The previous round had seen 470.75 MHz on the block.
The telecom watchdog had recommended a pan-India reserve price of Rs 2,873 crore for 1,800 MHz, Rs 3,341 crore for 900 MHz, Rs 5,819 crore for 800 MHz, Rs 3,746 crore for 2,100 MHz, Rs 11,485 crore for 700 MHz, and Rs 817 crore each for 2,300 MHz and 2,500 MHz bands.
The government has approved the proposal for spectrum auctions; however, a final decision on the spectrum usage charge (SUC) has not been taken.
“The government will be asking the Telecom Regulatory Authority of India (TRAI) to provide a recommendation on the spectrum usage charge and the overall process could take couple of months in our view and may delay the timing of the auctions to October,” the report stated.
The report stated that 700 MHz will be a decisive band.
“Around 70 per cent of the planned receipts from auctions are driven by take up in the 700 MHz spectrum band. Except for 4G entrants, none of the existing incumbents have the balance sheet to bid for pan-India 700 MHz spectrum at current prices, in our view.

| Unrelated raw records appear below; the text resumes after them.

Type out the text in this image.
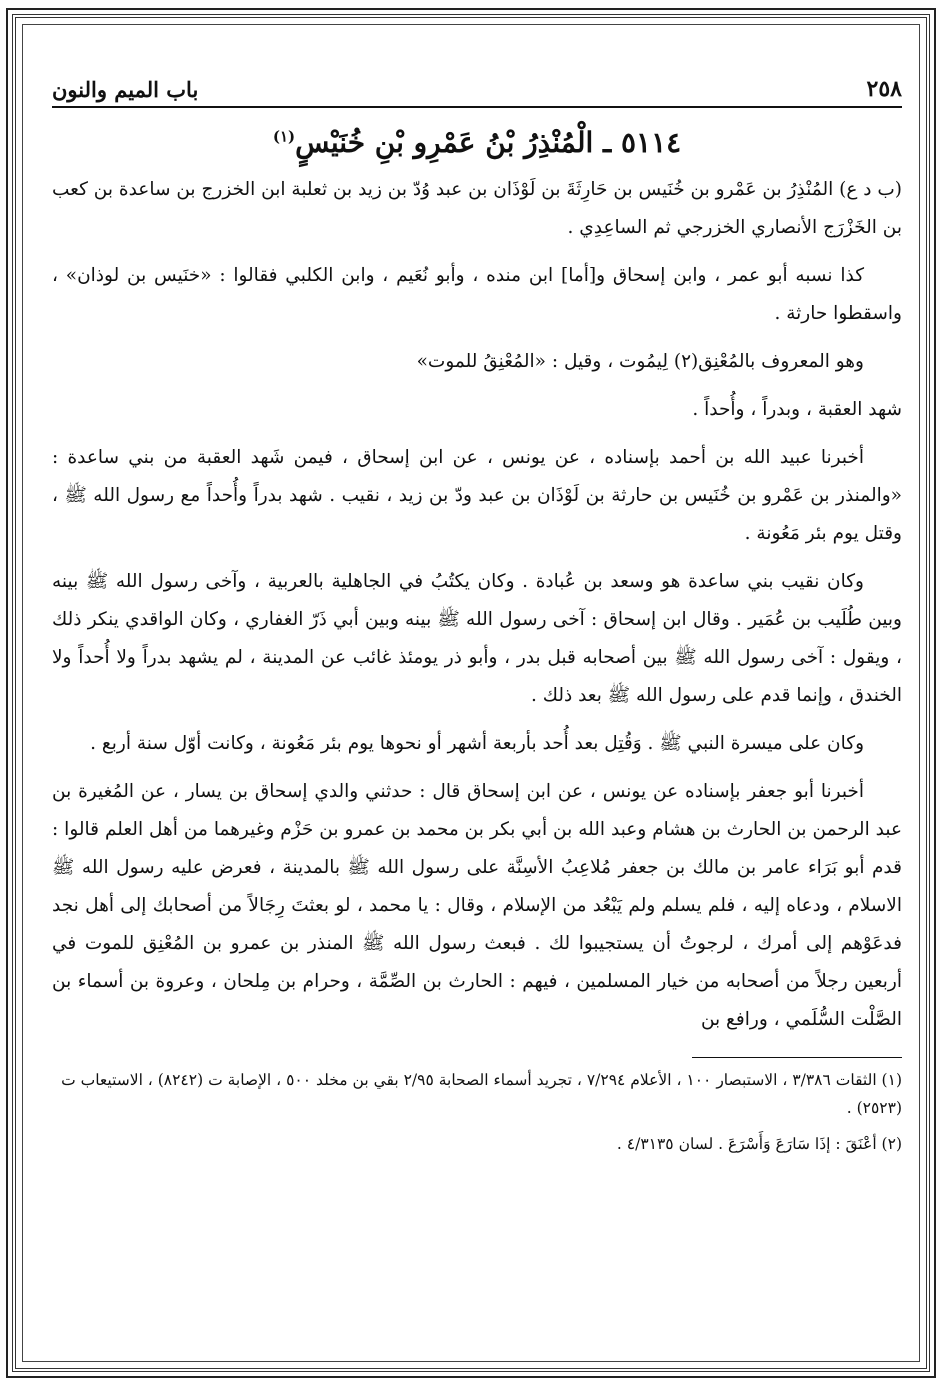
٢٥٨
باب الميم والنون
٥١١٤ ـ الْمُنْذِرُ بْنُ عَمْرِو بْنِ خُنَيْسٍ$^{(١)}$

(ب د ع) المُنْذِرُ بن عَمْرو بن خُنَيس بن حَارِثَةَ بن لَوْذَان بن عبد وُدّ بن زيد بن ثعلبة ابن الخزرج بن ساعدة بن كعب بن الخَزْرَج الأنصاري الخزرجي ثم الساعِدِي .

كذا نسبه أبو عمر ، وابن إسحاق و[أما] ابن منده ، وأبو نُعَيم ، وابن الكلبي فقالوا : «خنَيس بن لوذان» ، واسقطوا حارثة .

وهو المعروف بالمُعْنِق(٢) لِيمُوت ، وقيل : «المُعْنِقُ للموت»

شهد العقبة ، وبدراً ، وأُحداً .

أخبرنا عبيد الله بن أحمد بإسناده ، عن يونس ، عن ابن إسحاق ، فيمن شَهد العقبة من بني ساعدة : «والمنذر بن عَمْرو بن خُنَيس بن حارثة بن لَوْذَان بن عبد ودّ بن زيد ، نقيب . شهد بدراً وأُحداً مع رسول الله ﷺ ، وقتل يوم بئر مَعُونة .

وكان نقيب بني ساعدة هو وسعد بن عُبادة . وكان يكتُبُ في الجاهلية بالعربية ، وآخى رسول الله ﷺ بينه وبين طُلَيب بن عُمَير . وقال ابن إسحاق : آخى رسول الله ﷺ بينه وبين أبي ذَرّ الغفاري ، وكان الواقدي ينكر ذلك ، ويقول : آخى رسول الله ﷺ بين أصحابه قبل بدر ، وأبو ذر يومئذ غائب عن المدينة ، لم يشهد بدراً ولا أُحداً ولا الخندق ، وإنما قدم على رسول الله ﷺ بعد ذلك .

وكان على ميسرة النبي ﷺ . وَقُتِل بعد أُحد بأربعة أشهر أو نحوها يوم بئر مَعُونة ، وكانت أوّل سنة أربع .

أخبرنا أبو جعفر بإسناده عن يونس ، عن ابن إسحاق قال : حدثني والدي إسحاق بن يسار ، عن المُغيرة بن عبد الرحمن بن الحارث بن هشام وعبد الله بن أبي بكر بن محمد بن عمرو بن حَزْم وغيرهما من أهل العلم قالوا : قدم أبو بَرَاء عامر بن مالك بن جعفر مُلاعِبُ الأسِنَّة على رسول الله ﷺ بالمدينة ، فعرض عليه رسول الله ﷺ الاسلام ، ودعاه إليه ، فلم يسلم ولم يَبْعُد من الإسلام ، وقال : يا محمد ، لو بعثتَ رِجَالاً من أصحابك إلى أهل نجد فدعَوْهم إلى أمرك ، لرجوتُ أن يستجيبوا لك . فبعث رسول الله ﷺ المنذر بن عمرو بن المُعْنِق للموت في أربعين رجلاً من أصحابه من خيار المسلمين ، فيهم : الحارث بن الصِّمَّة ، وحرام بن مِلحان ، وعروة بن أسماء بن الصَّلْت السُّلَمي ، ورافع بن

(١) الثقات ٣/٣٨٦ ، الاستبصار ١٠٠ ، الأعلام ٧/٢٩٤ ، تجريد أسماء الصحابة ٢/٩٥ بقي بن مخلد ٥٠٠ ، الإصابة ت (٨٢٤٢) ، الاستيعاب ت (٢٥٢٣) .

(٢) أعْنَقَ : إذَا سَارَعَ وَأَسْرَعَ . لسان ٤/٣١٣٥ .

“If 4G entrants end up buying pan-India 700 MHz in the upcoming auctions, we believe it will ultimately rule out the possibility of any downward revision to 700Mz pricing and limit options for incumbent telcos to have access to any sub 1Ghz data spectrum in the near to medium term,” it said.
It said 700 MHz spectrum in high subscriber density and large coverage markets like Bihar, Uttar Pradesh, Rajasthan and West Bengal is cheaper than 900 MHz and incumbent telecom companies have the option to add 700 MHz spectrum selectively.
“In other words, adding 700 MHz at current prices may not help 4G entrants to limit competition in the data market. Further ecosystem for 700 MHz band from an Indian context could be at least 3-4 years away. To sum up we see limited and selective demand for spectrum in 700 MHz band,” the report added.